Indian American Professor Wins Grant to Study Multiple Heart Valve Disease
FORT COLLINS - Indian American Professor Lakshmi Prasad Dasi from Colardo State Univesity will lead a $308,000, four-year grant awarded by the American Heart Association as part of its National Scientist Development Program. Colorado State University scientists will spend the next four years investigating a unified method to test the severity of heart valve diseases for patients who have multiple valve diseases and/or hypertension.
Congestive heart failure is one of the leading causes of cardiac-related deaths. Currently, cardiologists use well-established measures to gauge the severity of a patient’s heart valve condition if they only have one type of heart disease. However, if the patient has more than one disease, such as a mild form of aortic valve disease and hypertension, the net potential affect on the heart is less clear.
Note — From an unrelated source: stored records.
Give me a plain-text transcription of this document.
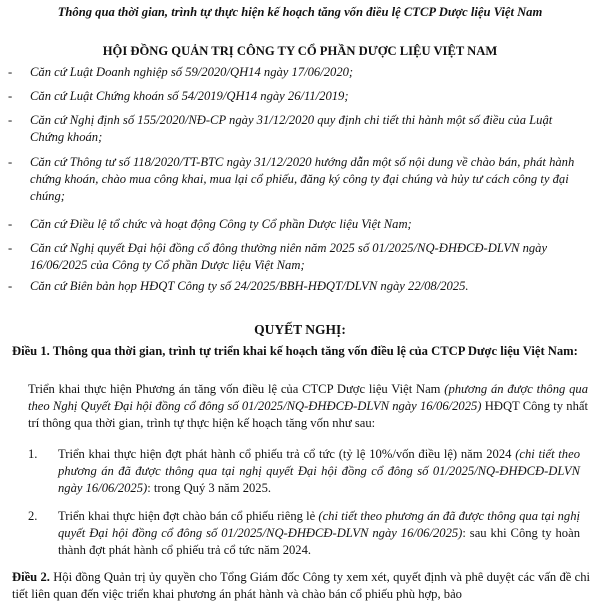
Thông qua thời gian, trình tự thực hiện kế hoạch tăng vốn điều lệ CTCP Dược liệu Việt Nam
HỘI ĐỒNG QUẢN TRỊ CÔNG TY CỔ PHẦN DƯỢC LIỆU VIỆT NAM
- Căn cứ Luật Doanh nghiệp số 59/2020/QH14 ngày 17/06/2020;
- Căn cứ Luật Chứng khoán số 54/2019/QH14 ngày 26/11/2019;
- Căn cứ Nghị định số 155/2020/NĐ-CP ngày 31/12/2020 quy định chi tiết thi hành một số điều của Luật Chứng khoán;
- Căn cứ Thông tư số 118/2020/TT-BTC ngày 31/12/2020 hướng dẫn một số nội dung về chào bán, phát hành chứng khoán, chào mua công khai, mua lại cổ phiếu, đăng ký công ty đại chúng và hủy tư cách công ty đại chúng;
- Căn cứ Điều lệ tổ chức và hoạt động Công ty Cổ phần Dược liệu Việt Nam;
- Căn cứ Nghị quyết Đại hội đồng cổ đông thường niên năm 2025 số 01/2025/NQ-ĐHĐCĐ-DLVN ngày 16/06/2025 của Công ty Cổ phần Dược liệu Việt Nam;
- Căn cứ Biên bản họp HĐQT Công ty số 24/2025/BBH-HĐQT/DLVN ngày 22/08/2025.
QUYẾT NGHỊ:
Điều 1. Thông qua thời gian, trình tự triển khai kế hoạch tăng vốn điều lệ của CTCP Dược liệu Việt Nam:
Triển khai thực hiện Phương án tăng vốn điều lệ của CTCP Dược liệu Việt Nam (phương án được thông qua theo Nghị Quyết Đại hội đồng cổ đông số 01/2025/NQ-ĐHĐCĐ-DLVN ngày 16/06/2025) HĐQT Công ty nhất trí thông qua thời gian, trình tự thực hiện kế hoạch tăng vốn như sau:
1. Triển khai thực hiện đợt phát hành cổ phiếu trả cổ tức (tỷ lệ 10%/vốn điều lệ) năm 2024 (chi tiết theo phương án đã được thông qua tại nghị quyết Đại hội đồng cổ đông số 01/2025/NQ-ĐHĐCĐ-DLVN ngày 16/06/2025): trong Quý 3 năm 2025.
2. Triển khai thực hiện đợt chào bán cổ phiếu riêng lẻ (chi tiết theo phương án đã được thông qua tại nghị quyết Đại hội đồng cổ đông số 01/2025/NQ-ĐHĐCĐ-DLVN ngày 16/06/2025): sau khi Công ty hoàn thành đợt phát hành cổ phiếu trả cổ tức năm 2024.
Điều 2. Hội đồng Quản trị ủy quyền cho Tổng Giám đốc Công ty xem xét, quyết định và phê duyệt các vấn đề chi tiết liên quan đến việc triển khai phương án phát hành và chào bán cổ phiếu phù hợp, bảo
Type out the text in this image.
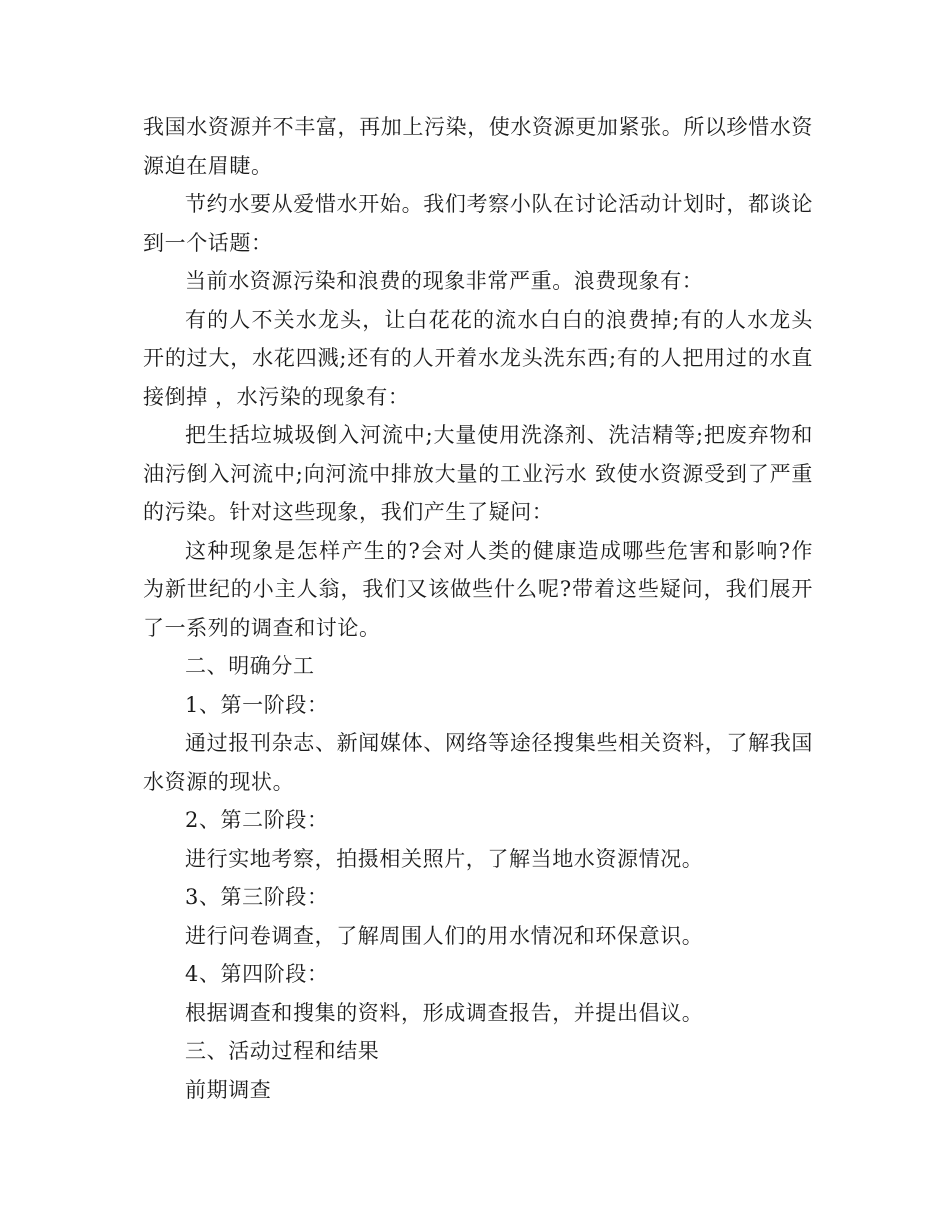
我国水资源并不丰富，再加上污染，使水资源更加紧张。所以珍惜水资源迫在眉睫。

节约水要从爱惜水开始。我们考察小队在讨论活动计划时，都谈论到一个话题：

当前水资源污染和浪费的现象非常严重。浪费现象有：

有的人不关水龙头，让白花花的流水白白的浪费掉;有的人水龙头开的过大，水花四溅;还有的人开着水龙头洗东西;有的人把用过的水直接倒掉 ，水污染的现象有：

把生括垃城圾倒入河流中;大量使用洗涤剂、洗洁精等;把废弃物和油污倒入河流中;向河流中排放大量的工业污水 致使水资源受到了严重的污染。针对这些现象，我们产生了疑问：

这种现象是怎样产生的?会对人类的健康造成哪些危害和影响?作为新世纪的小主人翁，我们又该做些什么呢?带着这些疑问，我们展开了一系列的调查和讨论。

二、明确分工

1、第一阶段：

通过报刊杂志、新闻媒体、网络等途径搜集些相关资料，了解我国水资源的现状。

2、第二阶段：

进行实地考察，拍摄相关照片，了解当地水资源情况。

3、第三阶段：

进行问卷调查，了解周围人们的用水情况和环保意识。

4、第四阶段：

根据调查和搜集的资料，形成调查报告，并提出倡议。

三、活动过程和结果

前期调查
Researchers will develop and test a new index of severity for multiple valve disease based on the full performance, or energy budget, of the cardiac ventricle and valves together. This new index can potentially offer a unified way to assess the harmful effects of increased workload on the pumping chamber from any combination of diseases that lead to congestive heart failure. Understanding more about multiple valve disease may help improve timing of surgical intervention and/or treatment.
The research will be conducted using two experiments, a countertop artificial beating heart simulator and a cadaver heart-beating model.
“Both are lab experiments without living animals where we can simulate any disease combination. We will simulate and validate the disease model using real-time, high-fidelity pressure and flow measurements and simultaneously perform a thorough accounting of mechanical energy,” Dasi said. “This data will be used to formulate the appropriate and unified severity index that will hopefully be independent of the disease combination.”
Dasi joined Colorado State University in 2009 as an assistant professor in the Department of Mechanical Engineering. At Colorado State, he specializes in cardiovascular fluid mechanics. He received his bachelor’s degree from the Indian Institute of Technology Bombay in India and his doctoral degree from Georgia Institute of Technology.